While the role(s) of HS chains on perlecan have been most widely investigated with regard to regulation of FGF-2 activity [29, 30], few studies have reported on perlecan-VEGF165 interactions [5, 6, 22]. Moreover, the GAG modifications required specifically for perlecan-VEGF165 interactions have not been described. Nevertheless, studies with heparin/HS suggest 2-O- and 6-O- sulfation is important for VEGF binding and activity [31–33]. Although the abundance of 2-O- and 6-O- sulfation on PlnDI-HS suggests it harbors the capacity to interact with VEGF165, a correlation between VEGF165 affinity and abundance of a particular disaccharide or the overall level of HS sulfation has not been observed . Thus, growth factor binding is likely determined by HS domain organization (i.e., length of sulfation and transition domains, as well as their placement along the chain). Since HS chains on recombinant PlnDI are likely to be short (8-10 kDa) relative to those on tumor-derived perlecan (30-70kDa) [21, 34, 35], we predict 48 residues comprise a single HS chain on PlnDI (based on the molecular weight of repeating units of glucuronic acid and N-acetylglucosamine). Moreover, since six or seven oligosaccharide residues are sufficient to fully occupy the HS binding site for VEGF165 , we further predict that six VEGF165 binding sites (maximally) may be available on each HS chain attached to PlnDI.
The HS dependent binding of VEGF165 to immobilized PlnDI described herein is consistent with recent reports [5, 6]. In contrast, a new communication has reported PlnDI does not bind immobilized VEGF165 . We suspect the concentration and/or the disaccharide composition of PlnDI employed therein may account for the contrasting observations. Our studies with PlnDI in solution suggest VEGF165 binding to PlnDI in solution is not only HS but pH dependent. The marked reduction in VEGF165 binding to PlnDI under acidic conditions, a novel observation, is consistent with previous publications describing the attenuation of VEGF165 binding with low concentrations of heparin under acidic conditions, and its potentiation at neutral pH [14, 37].
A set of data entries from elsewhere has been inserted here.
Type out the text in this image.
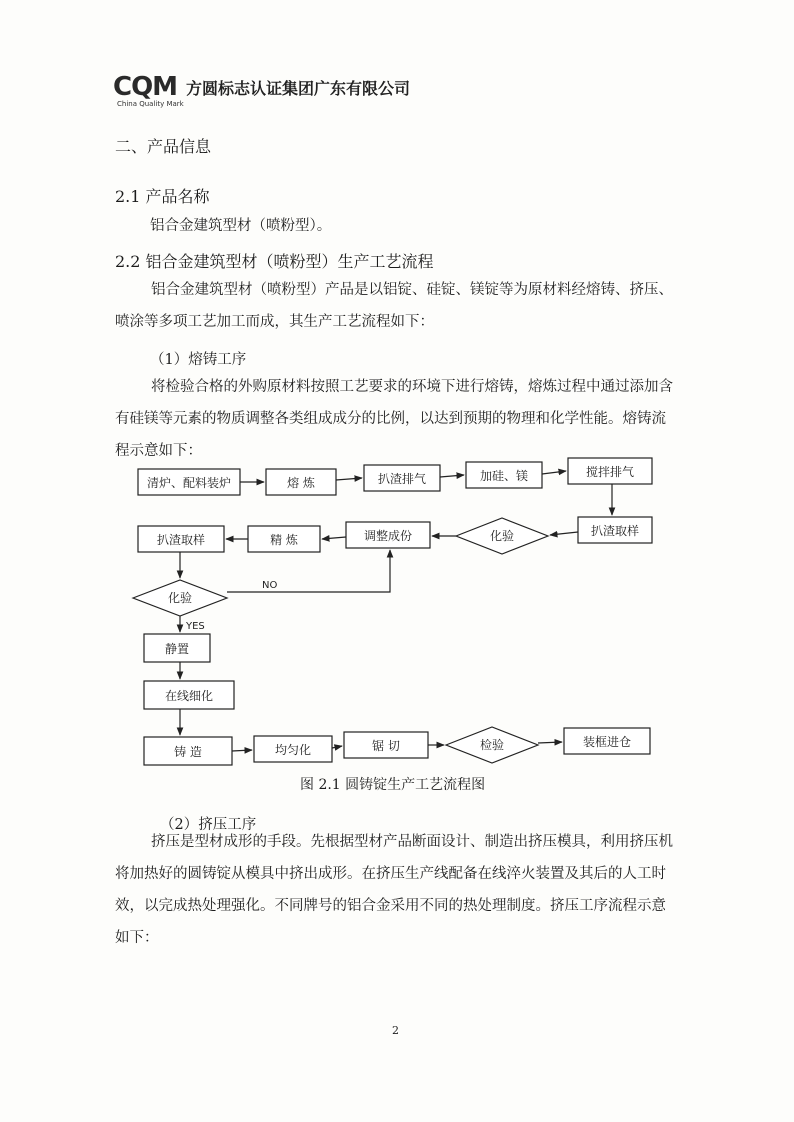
CQM
China Quality Mark
方圆标志认证集团广东有限公司
二、产品信息
2.1 产品名称
铝合金建筑型材（喷粉型）。
2.2 铝合金建筑型材（喷粉型）生产工艺流程
铝合金建筑型材（喷粉型）产品是以铝锭、硅锭、镁锭等为原材料经熔铸、挤压、喷涂等多项工艺加工而成，其生产工艺流程如下：
（1）熔铸工序
将检验合格的外购原材料按照工艺要求的环境下进行熔铸，熔炼过程中通过添加含有硅镁等元素的物质调整各类组成成分的比例，以达到预期的物理和化学性能。熔铸流程示意如下：
清炉、配料装炉	熔 炼	扒渣排气	加硅、镁	搅拌排气
扒渣取样
化验
调整成份
精 炼
扒渣取样
化验
静置
在线细化
铸 造	均匀化	锯 切	检验	装框进仓
NO
YES
图 2.1 圆铸锭生产工艺流程图
（2）挤压工序
挤压是型材成形的手段。先根据型材产品断面设计、制造出挤压模具，利用挤压机将加热好的圆铸锭从模具中挤出成形。在挤压生产线配备在线淬火装置及其后的人工时效，以完成热处理强化。不同牌号的铝合金采用不同的热处理制度。挤压工序流程示意如下：
2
To identify the ability of soluble, exogenous PlnDI to modulate VEGF165 activity, in vitro, tube-like formation studies were performed with human bone marrow endothelial cells seeded on growth factor reduced (GFR) Matrigel. We hypothesized that PlnDI/VEGF165 mixtures would enhance the lengths of tube-like structures formed over VEGF165 alone. While our observations support this hypothesis, we were surprised that PlnDI addition, alone, also enhanced the length of tube-like structures. Given our experimental approach, the enhancement of tube-like formation by soluble, exogenous, PlnDI may also reflect interactions with other matrix molecules (i.e., fibronectin and laminin) and heparin-binding growth factors present in GFR Matrigel reported to interact with PlnDI . This possibility, however, should not discount the ability of exogenous PlnDI to interact directly with human bone marrow endothelial cells, or the possibility that the presence of heparin-binding molecules and growth factors may even mask the full activity of PlnDI.
Interestingly, under conditions where bone marrow endothelial cells were pre-treated with a heparinase cocktail, the additive effect of PlnDI/VEGF165 mixtures on tube-like formation was not observed unless the concentration of PlnDI was increased two fold. While these observations suggest PlnDI-HS chains can modulate VEGF165 activity, in vitro, heparin/VEGF165 mixtures (positive control [14, 32]), did yield similar results. We remain puzzled by this observation since heparin/VEGF165 mixtures combine to enhance VEGFR-2 phosphorylation, suggesting heparin is active in our system.
At the cellular/receptor level, we analyzed VEGFR-2 auto-phosphorylation to identify requirements for PlnDI modulation of VEGF165 activity, in vitro. While both VEGFR-1 and VEGFR-2 contribute to VEGF induced signals, VEGFR-2 dominates VEGF induced mitogenic and angiogenic responses in endothelial cells [11, 12]. Of the six tyrosine phosphorylation sites identified on the intracellular domain of VEGFR-2, we report on one associated with endothelial cell survival and migration . Together, our observations suggest exogenous soluble PlnDI, alone, can stimulate VEGFR-2 phosphorylation at Tyr-951. Moreover, PlnDI fragments harboring only HS chains further enhance VEGFR-2 phosphorylation, suggesting the presence of CS chains masks activity. These studies importantly extend those recently reported for full length perlecan  by demonstrating delivery of PlnDI or co-delivery with VEGF165 are sufficient to enhance VEGFR-2 phosphorylation, and promote downstream signaling (i.e., increased Akt phosphorylation). Given our approach (i.e., the use of cells in suspension), our observations suggest PlnDI/VEGF165 mixtures enhance survival signaling (increased Akt phosphorylation) of human bone marrow endothelial cells, in vitro. Consistent with this conclusion, our unpublished observations suggest VEGFR-2 phosphorylation at Tyr-1175 and Tyr 1214, and phosphorylation of p38 MAPK, Erk1/2 (events associated with endothelial cell proliferative and migratory states) , are unaltered.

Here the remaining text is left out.